I applaud the Secretary of State’s desire to reset the relationship with the profession. We must allow teachers more flexibility on content and subjects. By all means specify big ideas, but lean on pedagogy for relevance and real-life problem-solving. That, in turn, requires reviewing and reinvesting in pre-service and in-service training, which is also good for retention.

We can also deploy technology better to support pedagogy—the ugly phrase PedTech. To do that, school leaders need good advice, and I would advocate repurposing Oak to be a new light-touch Becta. With less specificity in the curriculum, we should then align assessment, inspection outcomes and accountability to ensure an inclusive system that delivers for all children.

I, like the noble Lord, Lord Aberdare, am grateful to the Skills Builder Partnership for sharing the universal framework developed by Sir John Holman of basic, essential and technical skills. I commend it to your Lordships. Everything is underpinned by the basics of literacy, numeracy, digital and oracy. These should be studied all through and assessed across the curriculum, possibly with an approach more akin to competency-based music grading exams than to general exams at 16.

The basics are then built on by essential skills, sometimes called life skills, those highly transferrable skills that everyone needs to succeed in almost any job in life. The eight skills they specify are speaking, listening, problem solving, creativity, aiming high, staying positive, teamwork and leadership. I suggest that these should largely be assessed through extended project-type qualifications and the nature of question items in traditional assessments that would be continued for technical skills and knowledge.

We should also think about modern foreign languages, music and sport being core to key stage 1, where the cognitive and physical development of young children would be enhanced by these subjects in particular. This would create a significant CPD requirement for primary teachers, but that should not lessen our ambition.

However we arrive at the right place in the curriculum, through prescription or through trust, we must shift the accountability away from the EBacc and Progress 8. I look forward to understanding better the Government’s thinking on school report cards as how we do that.

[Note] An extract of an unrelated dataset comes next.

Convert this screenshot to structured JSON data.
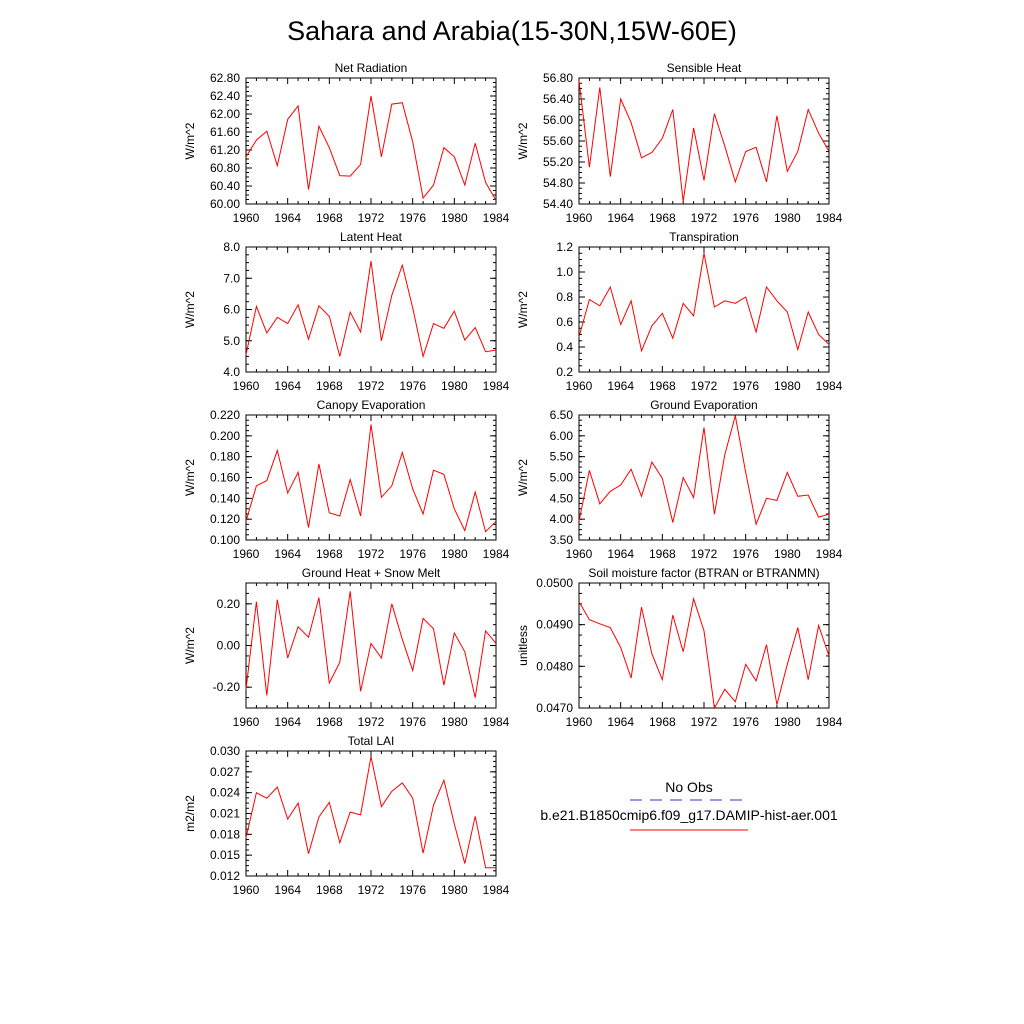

I am grateful to my noble friends for referencing my work on school inspections. I add only that we should quickly look to adjust the Ofsted inspection framework to focus on these basic and essential skills, plus more on personal development and leadership and governance, and less on the minutiae of the curriculum.

Finally, I want to say a little on the distorting effect of university admissions requirements on schools’ efforts to be inclusive. In an informal session, Sam Friedman reminded the committee of the dependencies in the system that all culminate in the desire for aspirant parents to get their children into a good university. There is nothing wrong with that, but it leads to a focus on A-levels above all other qualifications. Surely universities can do better in assessing the potential of students than paper and pen tests in hot sports halls every summer.

If we are to move to graded exams in literacy and numeracy when ready, extended project qualifications that play to the passions of pupils, and other exams more akin to GCSEs in a mix, we can move to a more portfolio approach, creating a passport for university admission and for work that includes learner profiles and micro-credentials.

There is a new Government, I hope resulting in less assessment at 16 but more assessment of the basics, more labour market relevance through essential skills and a system that is much more inclusive and relevant to every child, and both more rigorous and more joyful for both teachers and learners. I commend the report to the House.